有名な武具職人であり魔剣すら作れてしまうというダゴンさんなら何か知っているかもしれないという俺の予想は見事に的中する。
「魔剣が進化したんだろう」
「進化?」
「ああ、つまりこいつは天然の魔剣なんだろうな……羨ましいぜ」
意味がわからなかったので、詳しい説明を聞かせてもらうことにした。
まず世の中には、二種類の魔剣がある。
一つは魔刃打ちが作ることのできる、人工の魔剣。
そしてもう一つが、迷宮などから産出される天然の魔剣だ。
後者の魔剣には、ある一つの特徴がある。
天然の魔剣は武器自体が進化し、より強力なものに変わることがあるのだという。
もっとも、変わることがあるというだけで、全体で言うと進化する魔剣の方がずっと少ないみたいだ。

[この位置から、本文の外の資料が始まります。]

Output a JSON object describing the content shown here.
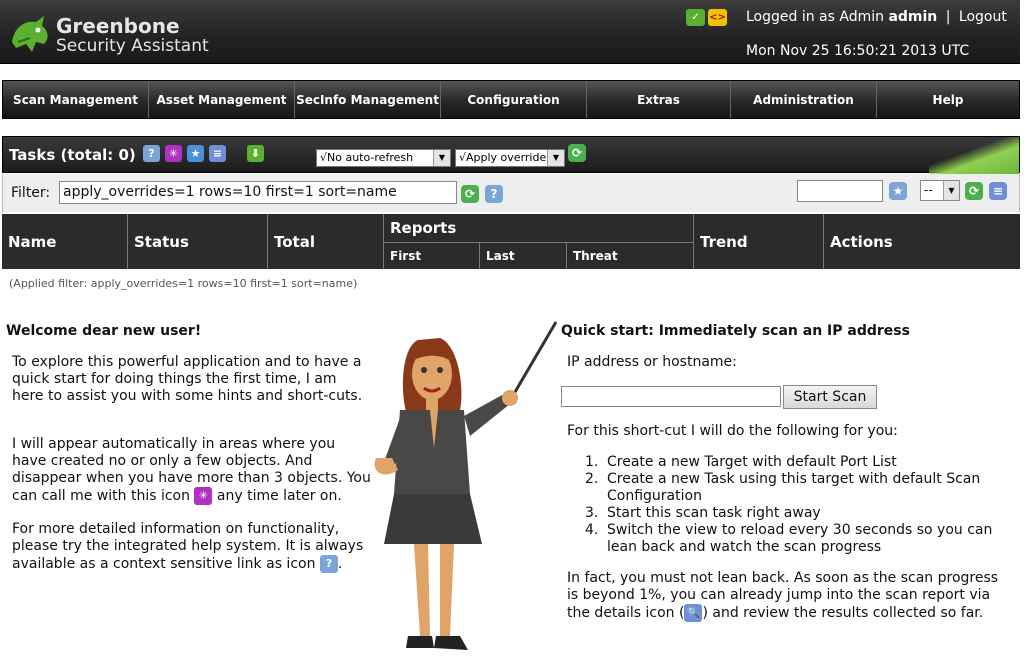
{
  "header": {
    "brand_line1": "Greenbone",
    "brand_line2": "Security Assistant",
    "logged_in_prefix": "Logged in as Admin",
    "username": "admin",
    "separator": "|",
    "logout_label": "Logout",
    "datetime": "Mon Nov 25 16:50:21 2013 UTC",
    "icons": [
      "shield-check-icon",
      "code-brackets-icon"
    ]
  },
  "nav": {
    "items": [
      {
        "label": "Scan Management"
      },
      {
        "label": "Asset Management"
      },
      {
        "label": "SecInfo Management"
      },
      {
        "label": "Configuration"
      },
      {
        "label": "Extras"
      },
      {
        "label": "Administration"
      },
      {
        "label": "Help"
      }
    ]
  },
  "tasks": {
    "title": "Tasks (total: 0)",
    "icons": [
      "help-icon",
      "wizard-icon",
      "new-task-icon",
      "list-icon",
      "download-icon"
    ],
    "auto_refresh": "√No auto-refresh",
    "overrides": "√Apply overrides"
  },
  "filter": {
    "label": "Filter:",
    "value": "apply_overrides=1 rows=10 first=1 sort=name",
    "save_value": "",
    "select_value": "--"
  },
  "table": {
    "headers": {
      "name": "Name",
      "status": "Status",
      "total": "Total",
      "reports": "Reports",
      "first": "First",
      "last": "Last",
      "threat": "Threat",
      "trend": "Trend",
      "actions": "Actions"
    },
    "applied_filter": "(Applied filter: apply_overrides=1 rows=10 first=1 sort=name)"
  },
  "welcome": {
    "title": "Welcome dear new user!",
    "p1": "To explore this powerful application and to have a quick start for doing things the first time, I am here to assist you with some hints and short-cuts.",
    "p2a": "I will appear automatically in areas where you have created no or only a few objects. And disappear when you have more than 3 objects. You can call me with this icon",
    "p2b": "any time later on.",
    "p3a": "For more detailed information on functionality, please try the integrated help system. It is always available as a context sensitive link as icon",
    "p3b": "."
  },
  "quickstart": {
    "title": "Quick start: Immediately scan an IP address",
    "ip_label": "IP address or hostname:",
    "ip_value": "",
    "button": "Start Scan",
    "intro": "For this short-cut I will do the following for you:",
    "steps": [
      "Create a new Target with default Port List",
      "Create a new Task using this target with default Scan Configuration",
      "Start this scan task right away",
      "Switch the view to reload every 30 seconds so you can lean back and watch the scan progress"
    ],
    "outro_a": "In fact, you must not lean back. As soon as the scan progress is beyond 1%, you can already jump into the scan report via the details icon (",
    "outro_b": ") and review the results collected so far."
  }
}
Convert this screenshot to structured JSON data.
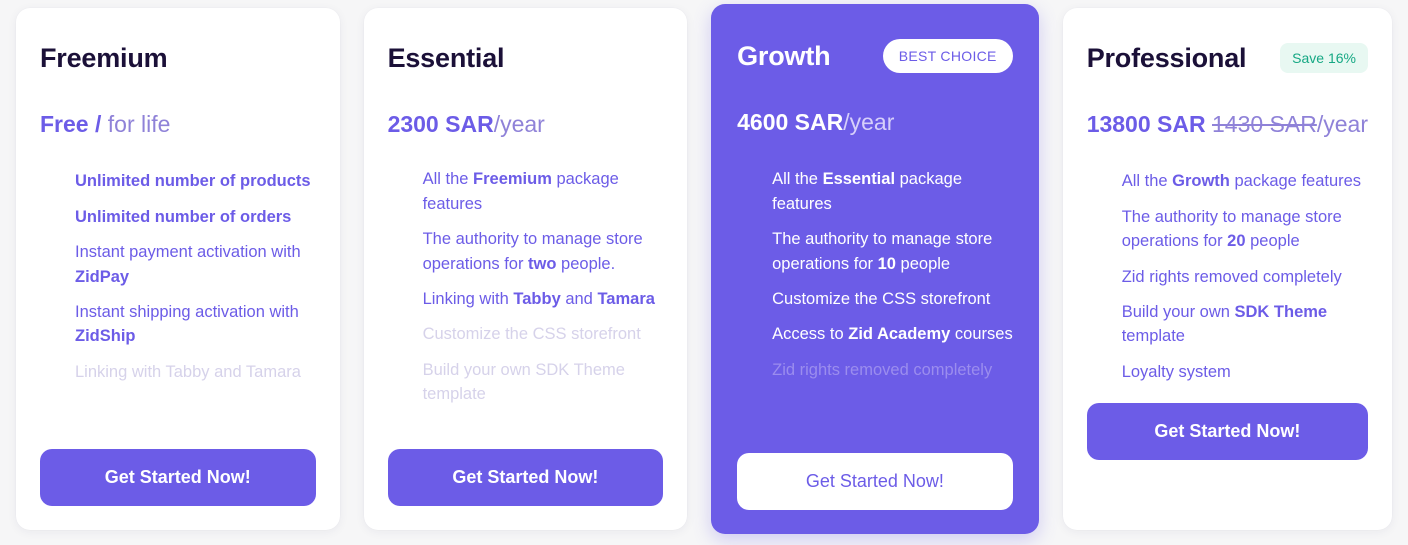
{
  "theme": {
    "accent": "#6c5ce7",
    "page_background": "#f6f6f7",
    "card_background": "#ffffff",
    "muted_text": "#d6d2ea",
    "save_badge_text": "#16a884",
    "save_badge_background": "#e8f8f2"
  },
  "plans": [
    {
      "name": "Freemium",
      "badge": null,
      "price_main": "Free /",
      "price_old": null,
      "price_period": " for life",
      "cta_label": "Get Started Now!",
      "features": [
        {
          "parts": [
            {
              "text": "Unlimited number of products",
              "bold": true
            }
          ],
          "muted": false,
          "all_bold": true
        },
        {
          "parts": [
            {
              "text": "Unlimited number of orders",
              "bold": true
            }
          ],
          "muted": false,
          "all_bold": true
        },
        {
          "parts": [
            {
              "text": "Instant payment activation with ",
              "bold": false
            },
            {
              "text": "ZidPay",
              "bold": true
            }
          ],
          "muted": false,
          "all_bold": false
        },
        {
          "parts": [
            {
              "text": "Instant shipping activation with ",
              "bold": false
            },
            {
              "text": "ZidShip",
              "bold": true
            }
          ],
          "muted": false,
          "all_bold": false
        },
        {
          "parts": [
            {
              "text": "Linking with Tabby and Tamara",
              "bold": false
            }
          ],
          "muted": true,
          "all_bold": false
        }
      ]
    },
    {
      "name": "Essential",
      "badge": null,
      "price_main": "2300 SAR",
      "price_old": null,
      "price_period": "/year",
      "cta_label": "Get Started Now!",
      "features": [
        {
          "parts": [
            {
              "text": "All the ",
              "bold": false
            },
            {
              "text": "Freemium",
              "bold": true
            },
            {
              "text": " package features",
              "bold": false
            }
          ],
          "muted": false,
          "all_bold": false
        },
        {
          "parts": [
            {
              "text": "The authority to manage store operations for ",
              "bold": false
            },
            {
              "text": "two",
              "bold": true
            },
            {
              "text": " people.",
              "bold": false
            }
          ],
          "muted": false,
          "all_bold": false
        },
        {
          "parts": [
            {
              "text": "Linking with ",
              "bold": false
            },
            {
              "text": "Tabby",
              "bold": true
            },
            {
              "text": " and ",
              "bold": false
            },
            {
              "text": "Tamara",
              "bold": true
            }
          ],
          "muted": false,
          "all_bold": false
        },
        {
          "parts": [
            {
              "text": "Customize the CSS storefront",
              "bold": false
            }
          ],
          "muted": true,
          "all_bold": false
        },
        {
          "parts": [
            {
              "text": "Build your own SDK Theme template",
              "bold": false
            }
          ],
          "muted": true,
          "all_bold": false
        }
      ]
    },
    {
      "name": "Growth",
      "badge": {
        "label": "BEST CHOICE",
        "kind": "best"
      },
      "price_main": "4600 SAR",
      "price_old": null,
      "price_period": "/year",
      "cta_label": "Get Started Now!",
      "features": [
        {
          "parts": [
            {
              "text": "All the ",
              "bold": false
            },
            {
              "text": "Essential",
              "bold": true
            },
            {
              "text": " package features",
              "bold": false
            }
          ],
          "muted": false,
          "all_bold": false
        },
        {
          "parts": [
            {
              "text": "The authority to manage store operations for ",
              "bold": false
            },
            {
              "text": "10",
              "bold": true
            },
            {
              "text": " people",
              "bold": false
            }
          ],
          "muted": false,
          "all_bold": false
        },
        {
          "parts": [
            {
              "text": "Customize the CSS storefront",
              "bold": false
            }
          ],
          "muted": false,
          "all_bold": false
        },
        {
          "parts": [
            {
              "text": "Access to ",
              "bold": false
            },
            {
              "text": "Zid Academy",
              "bold": true
            },
            {
              "text": " courses",
              "bold": false
            }
          ],
          "muted": false,
          "all_bold": false
        },
        {
          "parts": [
            {
              "text": "Zid rights removed completely",
              "bold": false
            }
          ],
          "muted": true,
          "all_bold": false
        }
      ]
    },
    {
      "name": "Professional",
      "badge": {
        "label": "Save 16%",
        "kind": "save"
      },
      "price_main": "13800 SAR",
      "price_old": "1430 SAR",
      "price_period": "/year",
      "cta_label": "Get Started Now!",
      "features": [
        {
          "parts": [
            {
              "text": "All the ",
              "bold": false
            },
            {
              "text": "Growth",
              "bold": true
            },
            {
              "text": " package features",
              "bold": false
            }
          ],
          "muted": false,
          "all_bold": false
        },
        {
          "parts": [
            {
              "text": "The authority to manage store operations for ",
              "bold": false
            },
            {
              "text": "20",
              "bold": true
            },
            {
              "text": " people",
              "bold": false
            }
          ],
          "muted": false,
          "all_bold": false
        },
        {
          "parts": [
            {
              "text": "Zid rights removed completely",
              "bold": false
            }
          ],
          "muted": false,
          "all_bold": false
        },
        {
          "parts": [
            {
              "text": "Build your own ",
              "bold": false
            },
            {
              "text": "SDK Theme",
              "bold": true
            },
            {
              "text": " template",
              "bold": false
            }
          ],
          "muted": false,
          "all_bold": false
        },
        {
          "parts": [
            {
              "text": "Loyalty system",
              "bold": false
            }
          ],
          "muted": false,
          "all_bold": false
        }
      ]
    }
  ]
}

「進化の条件はほとんどわかってねぇし、剣によってまちまちだ。だが進化する魔剣は、二度三度と進化を繰り返すことはわかってる」
ダゴンさんがトールを観察している。その表情は真剣そのもの。
黒と紫の混じり合った不思議な雷がバチリと爆ぜ、ダゴンさんの前髪に移った。
「一度進化した魔剣……売ればとんでもない額になる。オークション辺りに競りにかければ、一生遊んで暮らせると思うぞ」
「…………売るつもりはない」
「ちょっと答えるまでが長かったですね」
「めぇ」
一生遊んで暮らすというワードには心惹かれたが、トールを売る気はない。
こいつには何度も助けてもらったし、それに……何度も進化するってことは、こいつも俺と同じようにレベルアップして強くなっていくってことだろ。

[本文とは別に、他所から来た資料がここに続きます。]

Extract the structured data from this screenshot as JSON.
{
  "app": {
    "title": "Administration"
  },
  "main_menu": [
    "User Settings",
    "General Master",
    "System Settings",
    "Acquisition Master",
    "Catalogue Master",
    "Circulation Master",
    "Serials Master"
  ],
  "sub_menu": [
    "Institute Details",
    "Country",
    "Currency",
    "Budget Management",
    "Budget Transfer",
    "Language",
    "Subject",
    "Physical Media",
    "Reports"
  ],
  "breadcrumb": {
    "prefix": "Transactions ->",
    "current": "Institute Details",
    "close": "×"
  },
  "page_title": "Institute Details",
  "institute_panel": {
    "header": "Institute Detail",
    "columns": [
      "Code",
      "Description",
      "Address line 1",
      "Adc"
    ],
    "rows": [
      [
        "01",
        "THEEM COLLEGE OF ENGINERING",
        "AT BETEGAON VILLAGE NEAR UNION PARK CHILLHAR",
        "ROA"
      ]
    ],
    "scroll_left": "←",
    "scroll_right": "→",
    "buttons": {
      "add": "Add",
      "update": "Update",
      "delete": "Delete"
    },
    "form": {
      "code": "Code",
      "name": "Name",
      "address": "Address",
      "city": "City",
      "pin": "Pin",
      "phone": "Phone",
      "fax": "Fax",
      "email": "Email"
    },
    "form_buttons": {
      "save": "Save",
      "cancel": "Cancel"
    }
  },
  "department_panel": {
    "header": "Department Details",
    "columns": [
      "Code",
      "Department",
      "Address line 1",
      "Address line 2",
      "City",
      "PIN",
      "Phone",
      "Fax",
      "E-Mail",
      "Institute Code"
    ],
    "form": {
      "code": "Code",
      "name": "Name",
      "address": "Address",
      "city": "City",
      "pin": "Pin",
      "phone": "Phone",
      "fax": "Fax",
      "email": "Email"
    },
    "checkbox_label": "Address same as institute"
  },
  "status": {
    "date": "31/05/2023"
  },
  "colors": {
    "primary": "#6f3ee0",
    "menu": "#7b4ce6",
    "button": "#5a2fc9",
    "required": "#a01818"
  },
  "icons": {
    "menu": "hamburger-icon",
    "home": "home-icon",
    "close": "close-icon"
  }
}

どこかで買い換えなくちゃいけないのかと思っていたけど……ずっと使い続けられそうで一安心だ。
「だろうな。それなら仲間だけじゃなく、武器にも目を向けてやるといい。これは俺の推論だが……進化する魔剣っつうのは恐らく、生きている。下手な扱いをしてると、そっぽを向かれちまうかもしれないぞ」
トールのことも考える、か……。
ダゴンさんが言うことには、今回トールが進化したのは間違いなく自分より強い雷をその身に浴び続けたことと、その敵を倒したことが原因だという。
つまりトールを更に強化したいと思ったら、雷を使う強力な魔物と戦う必要があるってことだ。
まずは俺たちのレベルアップが優先だが、そのことは覚えておいた方がいいだろう。
さて、これで俺たちの装備は完全に整った。
そしてこの街周辺の魔物では、俺たちレベルアップがなかなかキツい。
なんやかんや愛着が湧いてきてはいるが……そろそろブルドとも別れを告げるべきだろう。 次の街を……探さないとな。
そういやぁ今、ジェインは何やってるんだろう。
きっと俺の想像もつかないような激戦をくぐり抜けてるんだろうな。
俺はあいつに追いつけてるんだろうか。
レベルアップに向いた街を探しがてら、あいつが何してるか情報収集でもしてみるか……。